36協定の過半数代表者を決める時の注意点

19年4月15日

36協定を結ぶには、労働者の過半数を代表者として選出しなければなりません。

社長等が「〇〇君代表者として署名押印しておいて」はNG!

最近は労働基準監督署からチェックが入ることもあります

では、投票等で代表者を選出する場合、正社員、契約社員、パート社員等様々な雇用形態の方にどこまで投票権を持たせるべきなのでしょうか。


【A社で働く方の構成】
正社員 57 名(うち管理監督者3名 休職者1名 育児休業者1名)
契約社員 11 名 、パート社員 3名 、受入れ出向者 1名
派遣労働者 2名

を例にして考えてみましょう。

そもそも36協定は、

「時間外労働等の対象となる労働者の過半数の意思を問う趣旨ではなく、その事業場に使用されるすべての労働者の過半数の意思を問うためのもの」

と解されています。

そのため、その意思を問うための労働者の過半数代表者を選出する際には、その事業場で使用されるすべての労働者を対象として選出を行うことが必要となります。

ですがA社で働いている正社員以外の様々な雇用形態の方について、すべての方が対象となるわけではありません。

①出向者の方の場合
出向元、出向先双方と雇用関係があるため、どちらの事業所の「労働者」といえるかについては判断しがたいところです。
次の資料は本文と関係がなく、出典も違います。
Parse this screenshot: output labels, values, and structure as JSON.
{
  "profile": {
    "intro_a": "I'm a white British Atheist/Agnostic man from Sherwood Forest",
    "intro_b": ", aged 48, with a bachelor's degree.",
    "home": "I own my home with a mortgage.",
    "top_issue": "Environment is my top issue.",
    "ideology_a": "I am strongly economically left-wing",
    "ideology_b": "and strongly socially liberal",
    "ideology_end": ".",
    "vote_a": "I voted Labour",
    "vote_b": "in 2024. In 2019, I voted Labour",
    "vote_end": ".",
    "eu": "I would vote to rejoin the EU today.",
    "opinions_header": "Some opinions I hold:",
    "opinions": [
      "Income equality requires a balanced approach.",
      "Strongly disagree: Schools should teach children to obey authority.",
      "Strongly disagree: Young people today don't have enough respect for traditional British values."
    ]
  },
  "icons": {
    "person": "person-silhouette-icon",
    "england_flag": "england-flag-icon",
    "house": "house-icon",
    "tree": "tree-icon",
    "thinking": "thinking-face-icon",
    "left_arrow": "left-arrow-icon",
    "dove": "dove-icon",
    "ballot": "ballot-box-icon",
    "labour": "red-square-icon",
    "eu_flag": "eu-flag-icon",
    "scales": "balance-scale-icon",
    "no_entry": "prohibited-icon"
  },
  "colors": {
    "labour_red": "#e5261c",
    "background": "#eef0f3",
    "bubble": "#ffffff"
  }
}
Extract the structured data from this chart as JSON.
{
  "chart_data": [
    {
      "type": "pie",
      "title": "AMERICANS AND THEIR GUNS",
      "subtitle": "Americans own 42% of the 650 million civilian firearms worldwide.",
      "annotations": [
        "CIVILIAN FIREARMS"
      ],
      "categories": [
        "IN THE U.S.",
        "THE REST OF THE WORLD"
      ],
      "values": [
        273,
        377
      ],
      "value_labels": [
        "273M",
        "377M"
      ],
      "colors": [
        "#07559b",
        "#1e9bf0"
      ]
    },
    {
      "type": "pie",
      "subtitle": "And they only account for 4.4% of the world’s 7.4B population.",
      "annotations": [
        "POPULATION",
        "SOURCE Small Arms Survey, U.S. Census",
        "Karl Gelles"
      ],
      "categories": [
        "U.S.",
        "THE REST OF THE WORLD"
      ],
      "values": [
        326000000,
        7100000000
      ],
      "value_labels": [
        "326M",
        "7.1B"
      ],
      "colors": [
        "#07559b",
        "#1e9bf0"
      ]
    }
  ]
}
出向者の36協定は実質的に指揮命令権を行使し、労働時間を管理する出向先で協定を締結することが必要であるとされているため、過半数代表者を選出する際の「労働者」としては、出向先の事業場の「労働者」に含まれると解することが自然と考えます。

②派遣労働者の方の場合
派遣労働者は「当該派遣元の事業場のすべての労働者であり、派遣中の労働者とそれ以外の労働者との両者を含むものである」(労働基準法 昭61.6.6 基発333 号)と通達されています。このことから、派遣労働者は派遣元の「労働者」に含まれることとなります。また、労働時間の規制の適用を受けない管理監督者や休職者、休業者、病気で長期欠勤している者等など時間外労働等が生じる余地がない労働者も、その事業場で使用される労働者に変わりはないため、過半数代表者を選出する際の「労働者」に含まれることになります。

以上のことから、A社の場合、派遣労働者を除いた方が、労働者の過半数代表者を選出する際の「労働者」となります。